Où en est Vélib’ ? Quel bilan dressez-vous après l’année olympique écoulée ?
Sylvain Raifaud : Les usagers aiment Vélib’ autant qu’ils aiment le détester, mais ils sont 867 000 à y recourir chaque année. Quand je suis arrivé au Syndicat Autolib’ Vélib Métropole (SAVM) fin 2020, on héritait d’une situation compliquée avec Velib’. On a su la corriger en exigeant de l’exploitant du service une amélioration du service, en prenant en compte les impératifs du privé mais en restant intransigeant sur le respect du contrat. On a augmenté le nombre de vélos et on continue d’étendre le réseau hors Paris grâce au soutien financier de la Métropole du Grand Paris qui investit plusieurs millions d’euros chaque année. S’agissant précisément des Jeux olympiques et paralympiques, le bilan est excellent. Grâce aux stations géantes positionnées au plus près des sites de compétition, nous avons déployé 3 600 places supplémentaires. Avec près de 2,5 millions de trajets sur la période, dont plus de 155 000 vers ou depuis des épreuves, le service a battu tous ses records de fréquentation en période estivale.
Vélib est aussi devenu un réseau de mobilités grand-parisien. Au début, ce n’était pas gagné…

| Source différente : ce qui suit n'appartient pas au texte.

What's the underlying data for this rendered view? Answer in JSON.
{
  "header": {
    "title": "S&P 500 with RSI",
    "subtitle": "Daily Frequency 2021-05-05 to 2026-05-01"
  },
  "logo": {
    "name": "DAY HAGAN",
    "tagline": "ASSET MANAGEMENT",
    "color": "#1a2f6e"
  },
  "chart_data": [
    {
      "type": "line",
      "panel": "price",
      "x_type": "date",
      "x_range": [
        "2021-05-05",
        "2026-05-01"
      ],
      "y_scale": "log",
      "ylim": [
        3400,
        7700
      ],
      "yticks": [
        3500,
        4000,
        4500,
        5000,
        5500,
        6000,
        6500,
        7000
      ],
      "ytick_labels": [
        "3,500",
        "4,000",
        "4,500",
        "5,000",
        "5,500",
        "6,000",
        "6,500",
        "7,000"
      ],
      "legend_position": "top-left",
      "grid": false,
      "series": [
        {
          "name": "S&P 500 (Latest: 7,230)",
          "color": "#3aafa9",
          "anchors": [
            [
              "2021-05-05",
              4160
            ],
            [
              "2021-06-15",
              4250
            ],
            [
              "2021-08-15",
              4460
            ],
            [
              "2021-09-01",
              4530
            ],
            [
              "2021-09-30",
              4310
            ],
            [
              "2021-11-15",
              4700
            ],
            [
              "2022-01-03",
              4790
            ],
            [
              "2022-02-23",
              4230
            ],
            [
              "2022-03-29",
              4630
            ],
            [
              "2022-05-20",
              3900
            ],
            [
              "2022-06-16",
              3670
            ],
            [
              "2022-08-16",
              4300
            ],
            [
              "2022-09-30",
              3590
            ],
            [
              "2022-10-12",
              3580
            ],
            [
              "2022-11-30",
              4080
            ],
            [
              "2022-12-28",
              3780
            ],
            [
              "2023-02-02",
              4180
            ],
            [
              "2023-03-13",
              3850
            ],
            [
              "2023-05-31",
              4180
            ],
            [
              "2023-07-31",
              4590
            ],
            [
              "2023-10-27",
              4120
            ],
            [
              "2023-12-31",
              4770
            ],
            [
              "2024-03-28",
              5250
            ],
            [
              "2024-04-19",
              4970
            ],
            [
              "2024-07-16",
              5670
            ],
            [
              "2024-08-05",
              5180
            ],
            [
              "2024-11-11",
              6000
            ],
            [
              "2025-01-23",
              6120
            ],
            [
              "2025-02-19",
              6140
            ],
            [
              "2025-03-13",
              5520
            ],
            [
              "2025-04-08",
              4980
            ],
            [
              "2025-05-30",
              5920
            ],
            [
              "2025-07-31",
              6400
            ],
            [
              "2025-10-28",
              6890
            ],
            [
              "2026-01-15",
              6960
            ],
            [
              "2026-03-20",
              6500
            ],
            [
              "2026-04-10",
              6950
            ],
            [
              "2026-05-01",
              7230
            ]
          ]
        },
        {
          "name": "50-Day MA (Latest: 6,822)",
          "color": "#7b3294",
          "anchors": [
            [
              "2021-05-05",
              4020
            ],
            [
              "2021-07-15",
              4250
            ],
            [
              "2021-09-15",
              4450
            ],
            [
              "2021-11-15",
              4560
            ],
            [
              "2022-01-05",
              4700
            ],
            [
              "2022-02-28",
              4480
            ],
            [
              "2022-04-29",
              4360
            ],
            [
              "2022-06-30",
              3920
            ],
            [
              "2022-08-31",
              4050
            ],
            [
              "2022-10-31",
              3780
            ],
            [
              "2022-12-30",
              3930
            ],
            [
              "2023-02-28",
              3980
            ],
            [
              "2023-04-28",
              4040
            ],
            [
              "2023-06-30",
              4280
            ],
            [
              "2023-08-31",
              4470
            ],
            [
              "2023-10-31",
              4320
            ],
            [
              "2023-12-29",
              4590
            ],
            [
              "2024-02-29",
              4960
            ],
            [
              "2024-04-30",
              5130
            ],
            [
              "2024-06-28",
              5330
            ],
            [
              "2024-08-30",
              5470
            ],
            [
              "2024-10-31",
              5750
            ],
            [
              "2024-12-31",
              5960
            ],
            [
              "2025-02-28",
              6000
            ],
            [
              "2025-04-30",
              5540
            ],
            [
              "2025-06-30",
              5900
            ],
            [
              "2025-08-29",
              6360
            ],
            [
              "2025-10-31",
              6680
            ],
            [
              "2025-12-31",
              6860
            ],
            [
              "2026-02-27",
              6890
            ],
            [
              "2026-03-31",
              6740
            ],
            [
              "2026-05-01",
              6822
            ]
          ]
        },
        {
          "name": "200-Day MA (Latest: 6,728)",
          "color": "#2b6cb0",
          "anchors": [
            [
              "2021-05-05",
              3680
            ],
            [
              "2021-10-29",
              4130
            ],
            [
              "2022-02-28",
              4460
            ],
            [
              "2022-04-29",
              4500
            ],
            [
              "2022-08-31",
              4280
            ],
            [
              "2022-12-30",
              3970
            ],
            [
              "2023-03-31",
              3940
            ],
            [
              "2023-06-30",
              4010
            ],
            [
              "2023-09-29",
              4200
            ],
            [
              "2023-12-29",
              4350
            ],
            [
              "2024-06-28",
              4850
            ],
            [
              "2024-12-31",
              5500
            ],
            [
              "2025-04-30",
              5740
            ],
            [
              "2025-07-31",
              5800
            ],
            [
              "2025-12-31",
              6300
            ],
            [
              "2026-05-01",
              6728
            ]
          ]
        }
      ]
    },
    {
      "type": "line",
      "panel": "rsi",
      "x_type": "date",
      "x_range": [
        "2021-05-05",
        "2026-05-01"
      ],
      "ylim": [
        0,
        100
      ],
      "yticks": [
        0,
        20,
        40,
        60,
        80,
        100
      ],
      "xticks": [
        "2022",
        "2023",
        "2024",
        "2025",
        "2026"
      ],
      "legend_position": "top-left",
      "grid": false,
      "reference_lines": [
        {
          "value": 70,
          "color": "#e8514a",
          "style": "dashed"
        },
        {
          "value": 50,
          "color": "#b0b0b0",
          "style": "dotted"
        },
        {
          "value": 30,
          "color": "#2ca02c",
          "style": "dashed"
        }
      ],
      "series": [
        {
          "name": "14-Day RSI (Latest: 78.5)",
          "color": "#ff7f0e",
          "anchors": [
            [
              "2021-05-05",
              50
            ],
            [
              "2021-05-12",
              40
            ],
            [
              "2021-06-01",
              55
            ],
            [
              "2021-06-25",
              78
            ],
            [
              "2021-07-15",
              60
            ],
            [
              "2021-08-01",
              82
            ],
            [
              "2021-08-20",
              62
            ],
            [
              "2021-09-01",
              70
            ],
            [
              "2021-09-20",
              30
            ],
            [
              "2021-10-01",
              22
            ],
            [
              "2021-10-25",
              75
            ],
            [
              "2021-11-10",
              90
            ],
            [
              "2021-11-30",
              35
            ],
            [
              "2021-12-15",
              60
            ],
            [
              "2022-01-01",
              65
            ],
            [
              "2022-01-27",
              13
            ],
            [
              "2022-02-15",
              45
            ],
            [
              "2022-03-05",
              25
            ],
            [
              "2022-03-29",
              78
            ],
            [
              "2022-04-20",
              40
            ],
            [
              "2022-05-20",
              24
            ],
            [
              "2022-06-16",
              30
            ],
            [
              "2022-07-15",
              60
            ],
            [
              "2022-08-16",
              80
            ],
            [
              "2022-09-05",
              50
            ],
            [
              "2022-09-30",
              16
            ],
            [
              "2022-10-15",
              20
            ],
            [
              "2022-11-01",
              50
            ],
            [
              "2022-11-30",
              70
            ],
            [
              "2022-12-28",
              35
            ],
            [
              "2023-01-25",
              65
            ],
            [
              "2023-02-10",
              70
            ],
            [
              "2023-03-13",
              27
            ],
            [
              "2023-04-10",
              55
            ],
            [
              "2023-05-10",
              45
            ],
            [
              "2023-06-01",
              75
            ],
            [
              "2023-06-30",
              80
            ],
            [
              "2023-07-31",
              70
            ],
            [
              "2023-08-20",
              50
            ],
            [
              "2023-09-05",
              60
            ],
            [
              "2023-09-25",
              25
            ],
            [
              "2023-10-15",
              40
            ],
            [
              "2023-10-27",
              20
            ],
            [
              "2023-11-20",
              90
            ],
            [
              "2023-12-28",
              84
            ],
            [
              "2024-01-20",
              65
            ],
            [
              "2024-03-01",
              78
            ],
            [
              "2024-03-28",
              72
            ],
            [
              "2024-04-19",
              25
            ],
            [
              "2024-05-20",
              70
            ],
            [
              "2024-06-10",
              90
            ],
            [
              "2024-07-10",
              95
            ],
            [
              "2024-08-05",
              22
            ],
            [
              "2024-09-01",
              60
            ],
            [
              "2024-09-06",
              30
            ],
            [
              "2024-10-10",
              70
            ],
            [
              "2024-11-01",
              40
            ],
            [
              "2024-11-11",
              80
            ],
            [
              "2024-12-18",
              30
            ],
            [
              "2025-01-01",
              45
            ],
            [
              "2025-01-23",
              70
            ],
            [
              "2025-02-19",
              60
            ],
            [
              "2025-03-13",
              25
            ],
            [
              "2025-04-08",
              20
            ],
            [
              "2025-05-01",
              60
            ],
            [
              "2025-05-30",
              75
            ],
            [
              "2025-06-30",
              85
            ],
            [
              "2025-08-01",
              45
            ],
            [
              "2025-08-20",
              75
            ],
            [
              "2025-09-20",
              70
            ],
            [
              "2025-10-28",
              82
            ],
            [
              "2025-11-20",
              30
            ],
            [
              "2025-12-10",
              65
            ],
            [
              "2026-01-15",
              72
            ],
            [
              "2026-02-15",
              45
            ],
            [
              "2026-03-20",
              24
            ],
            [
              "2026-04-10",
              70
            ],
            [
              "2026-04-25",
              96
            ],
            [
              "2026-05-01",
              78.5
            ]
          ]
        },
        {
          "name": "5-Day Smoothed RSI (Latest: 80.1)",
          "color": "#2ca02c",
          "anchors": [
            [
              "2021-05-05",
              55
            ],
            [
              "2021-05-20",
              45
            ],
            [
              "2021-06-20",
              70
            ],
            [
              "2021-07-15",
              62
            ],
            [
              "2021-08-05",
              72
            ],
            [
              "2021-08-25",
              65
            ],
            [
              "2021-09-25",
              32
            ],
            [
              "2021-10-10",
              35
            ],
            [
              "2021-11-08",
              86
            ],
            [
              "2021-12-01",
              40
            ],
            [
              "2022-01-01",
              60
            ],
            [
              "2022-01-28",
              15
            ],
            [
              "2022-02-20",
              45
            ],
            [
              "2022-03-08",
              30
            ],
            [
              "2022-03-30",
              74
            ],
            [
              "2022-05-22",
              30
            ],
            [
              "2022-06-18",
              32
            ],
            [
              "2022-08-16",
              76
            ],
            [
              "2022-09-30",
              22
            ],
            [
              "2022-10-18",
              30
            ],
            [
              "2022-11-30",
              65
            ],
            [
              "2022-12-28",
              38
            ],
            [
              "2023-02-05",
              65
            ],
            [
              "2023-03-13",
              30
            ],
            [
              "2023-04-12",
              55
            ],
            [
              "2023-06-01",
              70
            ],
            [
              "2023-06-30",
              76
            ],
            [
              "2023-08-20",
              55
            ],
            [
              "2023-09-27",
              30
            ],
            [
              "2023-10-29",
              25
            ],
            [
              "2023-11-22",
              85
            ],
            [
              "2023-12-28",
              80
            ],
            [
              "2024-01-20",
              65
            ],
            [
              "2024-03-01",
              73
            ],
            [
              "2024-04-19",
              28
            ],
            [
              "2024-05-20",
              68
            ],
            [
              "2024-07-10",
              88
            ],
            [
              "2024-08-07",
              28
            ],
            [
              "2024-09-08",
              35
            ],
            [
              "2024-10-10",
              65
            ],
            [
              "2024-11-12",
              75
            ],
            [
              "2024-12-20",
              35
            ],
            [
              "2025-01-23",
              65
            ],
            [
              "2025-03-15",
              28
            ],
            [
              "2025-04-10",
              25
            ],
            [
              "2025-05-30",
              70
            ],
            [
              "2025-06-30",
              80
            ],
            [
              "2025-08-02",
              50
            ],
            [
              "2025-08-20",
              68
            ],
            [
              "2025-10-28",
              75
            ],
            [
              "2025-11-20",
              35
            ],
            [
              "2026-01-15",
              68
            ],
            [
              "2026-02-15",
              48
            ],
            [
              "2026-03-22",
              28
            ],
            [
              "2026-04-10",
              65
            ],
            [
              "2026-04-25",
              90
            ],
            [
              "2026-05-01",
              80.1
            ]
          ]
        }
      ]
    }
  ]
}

En 2007, quand Velib’ a débarqué à Paris, je faisais partie de l’association « la Périféérique », qui militait pour organiser une course à pied, à vélo et en roller, une grande fête populaire sur cet anneau de bitume, symbole de la fracture entre Paris et le reste de la métropole. Nous avions alors publié une tribune pour regretter que l’initiative Vélib’ ne soit pas métropolitaine, laissant les communes de banlieue à l’écart de cette innovation majeure. Le service est devenu métropolitain en 2017. J’ai pour ma part toujours conservé cette conviction que les mobilités partagées font partie des nombreux sujets liés à la transition climatique qui ne peuvent être traités à l’échelle d’une seule commune, fût-elle la capitale de la France, mais doivent être organisés à l’échelle de la zone dense. Et aujourd’hui, le réseau Velib’, c’est près de 80 communes de la Métropole du Grand Paris !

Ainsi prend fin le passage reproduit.